Его не устроил ответ, и он, наконец, потушил сигарету, посмотрел на нее, и за его зрачками, ей показалось, бесновалось пламя, но сердце билось ровно. Он повернулся на бок, устраивая подушку между рукой и щекой, одним движением устраиваясь комфортно, и избавляясь от ее прикосновения. Посмотрел на нее внимательно. Не спрашивал снова, но она чувствовала, ждет ее ответа. Ей стало неуютно – и она подумала, он же людей допрашивает, это его работа. Он не только ходит на приемы, сообщает стране, что не о чем волноваться, он же еще в серых комнатах с искусственным светом смотрит на преступников, лжецов, террористов, убийц, каждый день смотрит много-много лет подряд. И если он хочет услышать ответ на вопрос, нужно же ответить, но почему он так впился в нее взглядом, словно думает, что она что-то скрывает – ведь она, вся перед ним, до самых последних, самых грязных мыслей, до самых светлых, самых нежных надежд. Она поежилась – ей стало холодно от его взгляда. Потянулась, чтобы закутаться в простыню, согреться, спрятаться, но он протянул руку, оттянул белую ткань вниз, мягко, но так, что не поспоришь.
– Я… я не знаю. Я не хочу, – тряхнула головой. Так по-детски это прозвучало, но как еще объяснить эту беспомощность перед ним, перед президентом, перед любым, кто имеет власть, когда она зависит от воли даже каких-то безымянных чиновников из комиссии, что уж говорить о лидерах страны. И зачем это объяснять? Он ведь сам все понимает, сам все сказал: бегай – не бегай, не убежишь.
– Не хочешь, – ровно произнес он, и она вдруг подумала – да он же сдерживается из последних сил. Неужели может быть так, что все это – его барьеры, его агрессия, ровная, гладкая, внеуничтожающая холодность – это просто попытка скрыться от нее, потому что она подобралась слишком близко? Не верилось – но верить так хотелось.
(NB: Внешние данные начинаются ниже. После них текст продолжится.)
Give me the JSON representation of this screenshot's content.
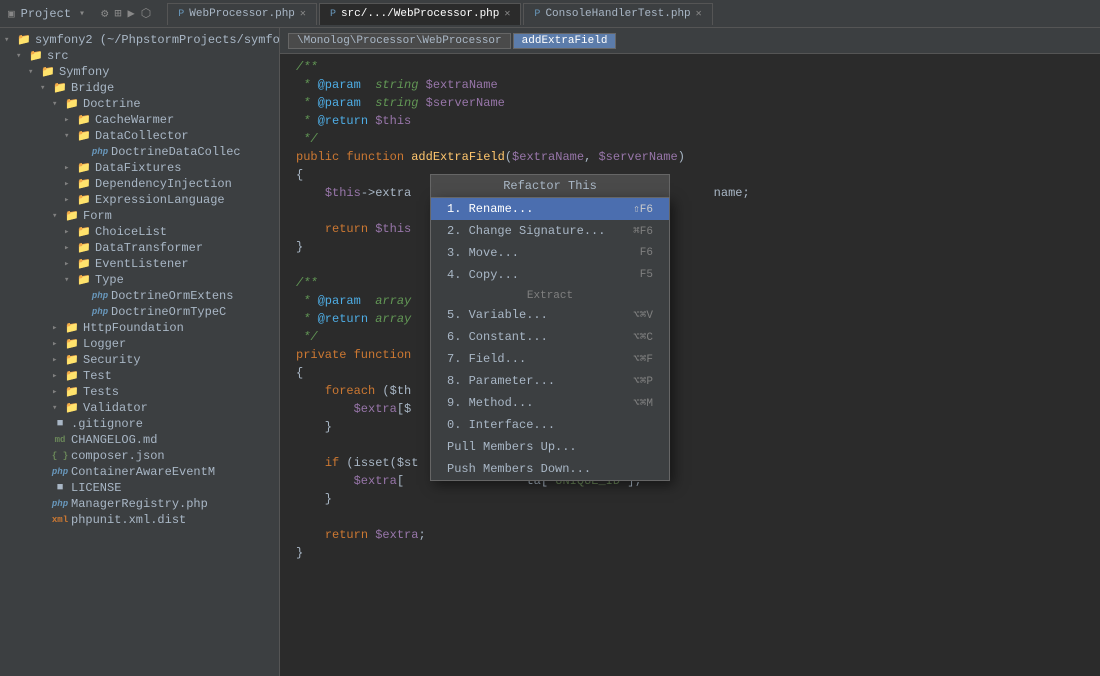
{
  "titlebar": {
    "project_label": "Project",
    "project_path": "symfony2 (~/PhpstormProjects/symfo"
  },
  "tabs": [
    {
      "id": "tab1",
      "label": "WebProcessor.php",
      "active": false,
      "closable": true
    },
    {
      "id": "tab2",
      "label": "src/.../WebProcessor.php",
      "active": true,
      "closable": true
    },
    {
      "id": "tab3",
      "label": "ConsoleHandlerTest.php",
      "active": false,
      "closable": true
    }
  ],
  "breadcrumbs": [
    {
      "label": "\\Monolog\\Processor\\WebProcessor",
      "active": false
    },
    {
      "label": "addExtraField",
      "active": true
    }
  ],
  "sidebar": {
    "items": [
      {
        "id": "symfony2",
        "label": "symfony2 (~/PhpstormProjects/symfo",
        "indent": 0,
        "type": "project",
        "arrow": "▾"
      },
      {
        "id": "src",
        "label": "src",
        "indent": 1,
        "type": "folder-open",
        "arrow": "▾"
      },
      {
        "id": "symfony",
        "label": "Symfony",
        "indent": 2,
        "type": "folder-open",
        "arrow": "▾"
      },
      {
        "id": "bridge",
        "label": "Bridge",
        "indent": 3,
        "type": "folder-open",
        "arrow": "▾"
      },
      {
        "id": "doctrine",
        "label": "Doctrine",
        "indent": 4,
        "type": "folder-open",
        "arrow": "▾"
      },
      {
        "id": "cachewarmer",
        "label": "CacheWarmer",
        "indent": 5,
        "type": "folder",
        "arrow": "▸"
      },
      {
        "id": "datacollector",
        "label": "DataCollector",
        "indent": 5,
        "type": "folder-open",
        "arrow": "▾"
      },
      {
        "id": "doctrinedatacollec",
        "label": "DoctrineDataCollec",
        "indent": 6,
        "type": "php-file",
        "arrow": ""
      },
      {
        "id": "datafixtures",
        "label": "DataFixtures",
        "indent": 5,
        "type": "folder",
        "arrow": "▸"
      },
      {
        "id": "dependencyinjection",
        "label": "DependencyInjection",
        "indent": 5,
        "type": "folder",
        "arrow": "▸"
      },
      {
        "id": "expressionlanguage",
        "label": "ExpressionLanguage",
        "indent": 5,
        "type": "folder",
        "arrow": "▸"
      },
      {
        "id": "form",
        "label": "Form",
        "indent": 4,
        "type": "folder-open",
        "arrow": "▾"
      },
      {
        "id": "choicelist",
        "label": "ChoiceList",
        "indent": 5,
        "type": "folder",
        "arrow": "▸"
      },
      {
        "id": "datatransformer",
        "label": "DataTransformer",
        "indent": 5,
        "type": "folder",
        "arrow": "▸"
      },
      {
        "id": "eventlistener",
        "label": "EventListener",
        "indent": 5,
        "type": "folder",
        "arrow": "▸"
      },
      {
        "id": "type",
        "label": "Type",
        "indent": 5,
        "type": "folder-open",
        "arrow": "▾"
      },
      {
        "id": "doctrineormextens",
        "label": "DoctrineOrmExtens",
        "indent": 6,
        "type": "php-file",
        "arrow": ""
      },
      {
        "id": "doctrineormtypec",
        "label": "DoctrineOrmTypeC",
        "indent": 6,
        "type": "php-file",
        "arrow": ""
      },
      {
        "id": "httpfoundation",
        "label": "HttpFoundation",
        "indent": 4,
        "type": "folder",
        "arrow": "▸"
      },
      {
        "id": "logger",
        "label": "Logger",
        "indent": 4,
        "type": "folder",
        "arrow": "▸"
      },
      {
        "id": "security",
        "label": "Security",
        "indent": 4,
        "type": "folder",
        "arrow": "▸"
      },
      {
        "id": "test",
        "label": "Test",
        "indent": 4,
        "type": "folder",
        "arrow": "▸"
      },
      {
        "id": "tests",
        "label": "Tests",
        "indent": 4,
        "type": "folder",
        "arrow": "▸"
      },
      {
        "id": "validator",
        "label": "Validator",
        "indent": 4,
        "type": "folder-open",
        "arrow": "▾"
      },
      {
        "id": "gitignore",
        "label": ".gitignore",
        "indent": 3,
        "type": "file",
        "arrow": ""
      },
      {
        "id": "changelog",
        "label": "CHANGELOG.md",
        "indent": 3,
        "type": "md-file",
        "arrow": ""
      },
      {
        "id": "composer",
        "label": "composer.json",
        "indent": 3,
        "type": "json-file",
        "arrow": ""
      },
      {
        "id": "containerawareevent",
        "label": "ContainerAwareEventM",
        "indent": 3,
        "type": "php-file",
        "arrow": ""
      },
      {
        "id": "license",
        "label": "LICENSE",
        "indent": 3,
        "type": "file",
        "arrow": ""
      },
      {
        "id": "managerregistry",
        "label": "ManagerRegistry.php",
        "indent": 3,
        "type": "php-file",
        "arrow": ""
      },
      {
        "id": "phpunit",
        "label": "phpunit.xml.dist",
        "indent": 3,
        "type": "xml-file",
        "arrow": ""
      }
    ]
  },
  "context_menu": {
    "title": "Refactor This",
    "items": [
      {
        "id": "rename",
        "label": "1. Rename...",
        "shortcut": "⇧F6",
        "selected": true,
        "section": ""
      },
      {
        "id": "change-sig",
        "label": "2. Change Signature...",
        "shortcut": "⌘F6",
        "selected": false,
        "section": ""
      },
      {
        "id": "move",
        "label": "3. Move...",
        "shortcut": "F6",
        "selected": false,
        "section": ""
      },
      {
        "id": "copy",
        "label": "4. Copy...",
        "shortcut": "F5",
        "selected": false,
        "section": ""
      },
      {
        "id": "extract-section",
        "label": "Extract",
        "shortcut": "",
        "selected": false,
        "section": "header"
      },
      {
        "id": "variable",
        "label": "5. Variable...",
        "shortcut": "⌥⌘V",
        "selected": false,
        "section": ""
      },
      {
        "id": "constant",
        "label": "6. Constant...",
        "shortcut": "⌥⌘C",
        "selected": false,
        "section": ""
      },
      {
        "id": "field",
        "label": "7. Field...",
        "shortcut": "⌥⌘F",
        "selected": false,
        "section": ""
      },
      {
        "id": "parameter",
        "label": "8. Parameter...",
        "shortcut": "⌥⌘P",
        "selected": false,
        "section": ""
      },
      {
        "id": "method",
        "label": "9. Method...",
        "shortcut": "⌥⌘M",
        "selected": false,
        "section": ""
      },
      {
        "id": "interface",
        "label": "0. Interface...",
        "shortcut": "",
        "selected": false,
        "section": ""
      },
      {
        "id": "pull-members",
        "label": "Pull Members Up...",
        "shortcut": "",
        "selected": false,
        "section": ""
      },
      {
        "id": "push-members",
        "label": "Push Members Down...",
        "shortcut": "",
        "selected": false,
        "section": ""
      }
    ]
  },
  "code_lines": [
    {
      "num": "",
      "content": "  /**"
    },
    {
      "num": "",
      "content": "   * @param  string $extraName"
    },
    {
      "num": "",
      "content": "   * @param  string $serverName"
    },
    {
      "num": "",
      "content": "   * @return $this"
    },
    {
      "num": "",
      "content": "   */"
    },
    {
      "num": "",
      "content": "  public function addExtraField($extraName, $serverName)"
    },
    {
      "num": "",
      "content": "  {"
    },
    {
      "num": "",
      "content": "      $this->extra                                          name;"
    },
    {
      "num": "",
      "content": ""
    },
    {
      "num": "",
      "content": "      return $this"
    },
    {
      "num": "",
      "content": "  }"
    },
    {
      "num": "",
      "content": ""
    },
    {
      "num": "",
      "content": "  /**"
    },
    {
      "num": "",
      "content": "   * @param  array"
    },
    {
      "num": "",
      "content": "   * @return array"
    },
    {
      "num": "",
      "content": "   */"
    },
    {
      "num": "",
      "content": "  private function"
    },
    {
      "num": "",
      "content": "  {"
    },
    {
      "num": "",
      "content": "      foreach ($th                    ra)"
    },
    {
      "num": "",
      "content": "          $extra[$                  => $serverName) {"
    },
    {
      "num": "",
      "content": "      }"
    },
    {
      "num": "",
      "content": ""
    },
    {
      "num": "",
      "content": "      if (isset($st                         ) {"
    },
    {
      "num": "",
      "content": "          $extra[                 ta['UNIQUE_ID'];"
    },
    {
      "num": "",
      "content": "      }"
    },
    {
      "num": "",
      "content": ""
    },
    {
      "num": "",
      "content": "      return $extra;"
    },
    {
      "num": "",
      "content": "  }"
    }
  ]
}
И он снова протянул руку, и коснулся ее груди, и ледяной шок обжег ей щеки, и она посмотрела на него так нежно, как только могла. – И что с того?
Не понимала, что он от нее хочет услышать, что, какой ответ ему нужен, но от его рук снова разбегались искорки по телу, и она могла не это преодолеть, не могла собраться с мыслями, только покачала головой, прикусила губы, чувствуя, что в ее жизни, кажется, не было еще ни одного настолько болезненного эротического переживания. И вдруг поняла – он не верит ни одному ее слову. Она с ним откровенна, открыта, но ее натиск, ее погоня за ним – разве он может этому поверить, он, чья профессия – раскрывать ложь, разве он может верить ей – профессиональной лгунье?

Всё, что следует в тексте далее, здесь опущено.